Influence of glucocorticoid on the metabolism of aldosterone in the isolated perfused rat liver and kidney

• Published in: Steroids Vol. 57; no. 7; pp. 335 - 343
• Main Authors: Egfjord, Martin, Daugaard, Henrik, Olgaard, Klaus
• Format: Journal Article
• Language: English
• Published: United States Elsevier Inc 01.07.1992
• Subjects: Adrenalectomy; Aldosterone - metabolism; Animals; Chromatography, High Pressure Liquid; Dexamethasone - pharmacology; dexamethasone treatment; Glucocorticoids - physiology; In Vitro Techniques; isolated perfused kidney; isolated perfused liver; Kidney - drug effects; Kidney - metabolism; Kinetics; Liver - drug effects; Liver - metabolism; Perfusion; Radioimmunoassay; rat; Rats; Rats, Wistar; steroids; adrenalectomy; isolated perfused liver; aldosterone metabolism; rat; pO 2 oxygen tension DPM disintegrations per minute GFR glomerular filtration rate FF renal filtration fraction ADX adrenalectomized DEXA dexamethasone-treated RT relative retention time (compared to D-aldosterone); isolated perfused kidney; steroids; dexamethasone treatment
• ISSN: 0039-128X; 1878-5867
• DOI: 10.1016/0039-128X(92)90053-C

The effect of glucocorticoid deficiency and excess on the extraadrenal metabolism of D-[4- 14C] aldosterone (at 4 nM) was studied by radioimmunoassay and by high-performance liquid chromatography in the isolated perfused liver and kidney of adult Wistar rats. Bilateral adrenalectomy was performed 3 weeks before experiments. In nonadrenalectomized rats, 0.3 mg/kg/day dexamethasone was continuously infused subcutaneously for 1 week before experiments.
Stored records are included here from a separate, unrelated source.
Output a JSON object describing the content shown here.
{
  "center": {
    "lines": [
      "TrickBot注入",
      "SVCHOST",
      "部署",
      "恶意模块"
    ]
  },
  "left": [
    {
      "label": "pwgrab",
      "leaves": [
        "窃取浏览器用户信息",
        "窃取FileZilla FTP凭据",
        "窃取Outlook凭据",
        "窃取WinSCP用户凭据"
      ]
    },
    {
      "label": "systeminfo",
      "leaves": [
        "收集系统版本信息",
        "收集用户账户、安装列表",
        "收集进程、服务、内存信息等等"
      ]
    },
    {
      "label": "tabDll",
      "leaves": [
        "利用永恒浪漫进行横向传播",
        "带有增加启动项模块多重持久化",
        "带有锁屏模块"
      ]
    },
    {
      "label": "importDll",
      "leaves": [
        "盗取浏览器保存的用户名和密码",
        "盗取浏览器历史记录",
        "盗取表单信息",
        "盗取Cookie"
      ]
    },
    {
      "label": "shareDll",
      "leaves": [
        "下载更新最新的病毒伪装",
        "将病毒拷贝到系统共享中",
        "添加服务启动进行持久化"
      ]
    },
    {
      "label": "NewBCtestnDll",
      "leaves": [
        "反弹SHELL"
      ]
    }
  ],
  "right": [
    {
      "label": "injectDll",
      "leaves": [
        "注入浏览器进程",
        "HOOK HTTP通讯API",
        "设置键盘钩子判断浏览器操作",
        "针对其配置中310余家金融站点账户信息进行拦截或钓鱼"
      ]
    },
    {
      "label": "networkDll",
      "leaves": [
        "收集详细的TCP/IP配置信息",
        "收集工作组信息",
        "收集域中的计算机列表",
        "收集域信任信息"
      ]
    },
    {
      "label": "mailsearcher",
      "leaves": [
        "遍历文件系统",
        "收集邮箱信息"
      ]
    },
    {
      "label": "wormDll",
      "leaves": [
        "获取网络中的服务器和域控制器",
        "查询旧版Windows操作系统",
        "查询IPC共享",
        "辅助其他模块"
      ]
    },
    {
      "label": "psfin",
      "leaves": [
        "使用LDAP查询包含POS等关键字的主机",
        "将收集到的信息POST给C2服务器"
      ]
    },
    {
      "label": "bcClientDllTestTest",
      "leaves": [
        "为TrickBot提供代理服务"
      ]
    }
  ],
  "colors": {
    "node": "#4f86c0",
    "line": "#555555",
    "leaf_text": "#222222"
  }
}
Adrenalectomy did not affect hepatic or renal metabolism of aldosterone. Dexamethasone treatment did not change the renal handling of aldosterone. However, the hepatic clearance of aldosterone was 19% lower (P < 0.05) in livers of dexamethasone treated rats than in livers of normal rats. After 5 minutes, perfusate [4- 14C] aldosterone metabolites were lower in livers of dexamethasone-treated than in livers of normal rats (P < 0.05). Similar perfusate levels were then obtained. Radiometabolite peaks with similar relative retention times were found in the hepatic perfusate of all groups. However, the ratio between circulating polar metabolites of aldosterone and the metabolites less polar than tetrahydroaldosterone, after 5 and 15 minutes, was highest in livers of dexamethasone-treated rats. Biliary elimination of 14C was similar in all groups. Significant amounts of conjugated tetrahydroaldosterone were only excreted in the bile of dexamethasone-treated rats. In conclusion, glucocorticoid excess reduced the hepatic clearance of aldosterone and changed the pattern of the hepatic metabolites of aldosterone both in circulation and in bile.